Her breasts are milky-colored and large, the consistency of a soft pudding, more those of a mature woman than of a teenager; their centers are blood-red bull’s-eyes with cuspate nipples that, when sucked on, pop up like bulbs. He had not! When had he?
She has the hard, muscular calves of an athlete. A bike rider maybe. Or a field-hockey player. Her left knee, marred by a four-inch butterfly scar like that on his own right elbow, has been surgically repaired. The tissue is raised and slightly swollen, as if the operation was recent.
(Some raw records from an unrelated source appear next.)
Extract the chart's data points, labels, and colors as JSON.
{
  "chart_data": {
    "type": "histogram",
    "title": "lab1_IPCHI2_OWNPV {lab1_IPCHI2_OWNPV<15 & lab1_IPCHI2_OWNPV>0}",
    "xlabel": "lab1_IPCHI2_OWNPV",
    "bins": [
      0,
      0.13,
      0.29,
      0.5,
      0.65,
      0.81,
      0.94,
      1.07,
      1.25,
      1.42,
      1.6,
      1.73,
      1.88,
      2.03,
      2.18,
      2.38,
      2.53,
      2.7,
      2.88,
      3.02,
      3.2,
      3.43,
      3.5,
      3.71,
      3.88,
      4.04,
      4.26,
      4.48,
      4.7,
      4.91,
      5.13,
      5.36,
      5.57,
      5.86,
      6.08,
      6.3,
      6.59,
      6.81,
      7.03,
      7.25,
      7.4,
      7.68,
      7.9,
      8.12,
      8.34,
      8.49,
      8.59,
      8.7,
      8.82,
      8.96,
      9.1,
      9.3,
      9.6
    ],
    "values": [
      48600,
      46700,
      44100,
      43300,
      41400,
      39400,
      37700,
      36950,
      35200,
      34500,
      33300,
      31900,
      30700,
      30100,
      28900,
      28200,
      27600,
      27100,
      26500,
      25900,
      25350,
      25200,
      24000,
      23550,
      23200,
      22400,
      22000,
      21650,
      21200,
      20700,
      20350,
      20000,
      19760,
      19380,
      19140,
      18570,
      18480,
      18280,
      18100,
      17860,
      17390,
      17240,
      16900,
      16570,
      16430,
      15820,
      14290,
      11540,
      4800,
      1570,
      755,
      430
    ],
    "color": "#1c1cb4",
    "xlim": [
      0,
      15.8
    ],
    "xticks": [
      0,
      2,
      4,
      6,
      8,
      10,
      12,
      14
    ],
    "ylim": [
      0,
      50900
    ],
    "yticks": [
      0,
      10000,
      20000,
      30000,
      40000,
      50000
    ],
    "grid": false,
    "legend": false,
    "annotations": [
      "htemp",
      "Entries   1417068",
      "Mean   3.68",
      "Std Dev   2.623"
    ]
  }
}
Impossible for him to know! He certainly hadn’t removed her jeans! Why, then, does he recall the smooth, lacquered feel of her thighs? Her neatly manicured pubic bush, emanating the smell of apple-essence shampoo? The wet, musky taste of her?
In his sleep, John thrashes out with an arm, pushes open the truck door, and, with several empty beer cans and a schnapps bottle, tumbles onto the dew-covered grass surrounding the trailer, now convinced that his crime is more atrocious, even, than murder. His head hurts. His vision is blurry, though clear enough to see that the truck sits in the center of his unmowed lawn, a few feet from the trailer’s front door. He has no memory of parking it there. He can’t recall driving it home.
A damp, dew-marred morning breathes an earthen, fresh smell, slightly tempered by the odor of just-spread cow shit. Sitting like a pillow on the valley, fog obliterates the world past a hundred yards. Nobies’ electric barn cleaner drones beneath the bone-white canopy. Their yellow, toothless hound howls. John wonders if following his discovery of the dead girl he went into a trance-like state during which he committed horrendous, unforgivable acts he can’t consciously recall. The thought is nearly unbearable. He picks up the schnapps bottle and knocks himself over the head with it. The bottle’s refusal to break infuriates him. He flings it at the pond. The splash starts the frogs croaking. Two ducks lift off.
Drinking coffee later at the kitchen table, he consciously summons her face and finds it lacking in particularities, those individual nuances that make a person unique. This strikes him as being as sad almost as her death itself. He feels intimate with her, a closeness beyond his ability to understand. A familiarity that has nothing to do with sex. The coffee tastes bitter to him. He throws it out and opens his first beer of the day. He picks up a deck of cards, aimlessly shuffles them, starts playing solitaire. At the very least, he thinks, he owes her loyalty, which requires that in his memory she be forever preserved as the person she truly was and not as he dreams her. The implications of this are muddled and horrible.
The phone rings six times and stops.